In a similar way, we are in the middle (I hope) of the shift from an industrial economy to an information economy. Like the agrarian revolution 10,000 years ago, we are being challenged to adapt to a new reality. Like our ancestors, we must create new rituals, in order to generate the structures that will help us adapt to this new reality.
Until this point, most of us could surf along the structures that others built for us. But now, those structures are largely dissolving. This time won’t be exactly the same; after all, history doesn’t repeat itself, but it often rhymes.
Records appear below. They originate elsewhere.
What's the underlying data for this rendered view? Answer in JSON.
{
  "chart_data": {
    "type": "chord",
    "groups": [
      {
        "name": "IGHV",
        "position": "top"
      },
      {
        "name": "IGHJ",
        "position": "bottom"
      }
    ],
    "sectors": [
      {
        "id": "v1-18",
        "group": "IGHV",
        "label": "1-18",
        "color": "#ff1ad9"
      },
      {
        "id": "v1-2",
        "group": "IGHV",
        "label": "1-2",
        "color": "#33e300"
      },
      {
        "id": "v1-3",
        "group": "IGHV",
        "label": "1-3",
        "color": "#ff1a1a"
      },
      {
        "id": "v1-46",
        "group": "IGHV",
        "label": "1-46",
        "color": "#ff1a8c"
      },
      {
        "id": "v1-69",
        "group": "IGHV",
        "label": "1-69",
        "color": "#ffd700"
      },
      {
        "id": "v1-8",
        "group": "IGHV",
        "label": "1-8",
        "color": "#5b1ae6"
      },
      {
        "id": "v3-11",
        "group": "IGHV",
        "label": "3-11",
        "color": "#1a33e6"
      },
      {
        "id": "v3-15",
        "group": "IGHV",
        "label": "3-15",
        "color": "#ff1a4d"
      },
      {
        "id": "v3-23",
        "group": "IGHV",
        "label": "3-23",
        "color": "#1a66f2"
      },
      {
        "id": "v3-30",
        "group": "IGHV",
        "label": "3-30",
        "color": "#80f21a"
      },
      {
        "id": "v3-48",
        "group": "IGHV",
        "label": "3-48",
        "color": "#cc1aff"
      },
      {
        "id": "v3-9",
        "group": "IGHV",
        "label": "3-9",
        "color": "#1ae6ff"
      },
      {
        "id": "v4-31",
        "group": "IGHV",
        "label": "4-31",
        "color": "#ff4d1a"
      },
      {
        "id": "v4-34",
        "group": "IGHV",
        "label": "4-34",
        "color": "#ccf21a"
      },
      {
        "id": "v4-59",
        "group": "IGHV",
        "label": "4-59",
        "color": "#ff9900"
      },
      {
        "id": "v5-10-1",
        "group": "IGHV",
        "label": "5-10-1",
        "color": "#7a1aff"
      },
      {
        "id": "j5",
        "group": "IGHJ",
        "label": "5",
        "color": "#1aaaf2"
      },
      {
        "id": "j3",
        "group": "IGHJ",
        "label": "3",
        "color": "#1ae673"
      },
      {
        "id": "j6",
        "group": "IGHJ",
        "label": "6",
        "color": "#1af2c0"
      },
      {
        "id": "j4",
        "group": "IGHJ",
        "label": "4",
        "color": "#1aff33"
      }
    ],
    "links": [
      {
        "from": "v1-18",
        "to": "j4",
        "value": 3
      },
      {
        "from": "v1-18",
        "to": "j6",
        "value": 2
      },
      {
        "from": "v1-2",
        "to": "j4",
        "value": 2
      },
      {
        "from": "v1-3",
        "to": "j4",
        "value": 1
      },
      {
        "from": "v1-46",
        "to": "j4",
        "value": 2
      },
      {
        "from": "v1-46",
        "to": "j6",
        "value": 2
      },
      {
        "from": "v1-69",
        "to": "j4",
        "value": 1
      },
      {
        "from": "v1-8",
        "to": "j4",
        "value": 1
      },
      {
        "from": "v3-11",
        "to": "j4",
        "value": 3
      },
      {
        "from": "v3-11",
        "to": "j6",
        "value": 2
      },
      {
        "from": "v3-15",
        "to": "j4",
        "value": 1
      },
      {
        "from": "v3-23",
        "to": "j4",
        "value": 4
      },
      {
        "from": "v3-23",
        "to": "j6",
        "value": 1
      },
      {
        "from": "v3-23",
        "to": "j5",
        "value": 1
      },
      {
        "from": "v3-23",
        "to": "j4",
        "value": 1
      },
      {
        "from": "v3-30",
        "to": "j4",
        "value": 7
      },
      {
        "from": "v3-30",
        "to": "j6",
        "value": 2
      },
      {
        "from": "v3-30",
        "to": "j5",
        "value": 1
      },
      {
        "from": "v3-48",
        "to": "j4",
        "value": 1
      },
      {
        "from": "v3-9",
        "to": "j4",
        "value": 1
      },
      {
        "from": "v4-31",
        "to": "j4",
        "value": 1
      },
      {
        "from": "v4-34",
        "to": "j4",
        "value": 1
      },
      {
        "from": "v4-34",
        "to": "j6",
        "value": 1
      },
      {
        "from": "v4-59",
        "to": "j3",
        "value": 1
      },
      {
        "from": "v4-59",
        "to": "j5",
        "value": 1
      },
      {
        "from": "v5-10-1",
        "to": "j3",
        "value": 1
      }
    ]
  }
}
The PTSD wave is coming. You can think of this routines-to-rituals-to-structures process as a way of building some protection for yourself when it hits. If you doubt that a simple method like this can have a big effect, just remind yourself that monks and soldiers rely on these same methods, and they seem pretty adept at handling stress!
My “Cs and Ds Ritual” is the easiest way for anyone who works from home to build routines that can become rituals, and rituals that – over time – will become structures of consciousness. It may seem boring to declare to yourself that you are crossing a threshold into and out of your day. Give it just one month. If you do this every day, you will begin to see that the benefits go well beyond the simple actions. You will not only feel more in control, you will be more in control. I can think of nothing better when the world seems to be falling apart around you. Keep your head in a time of crisis, and you’ll learn to master that elusive creature known as the “self.”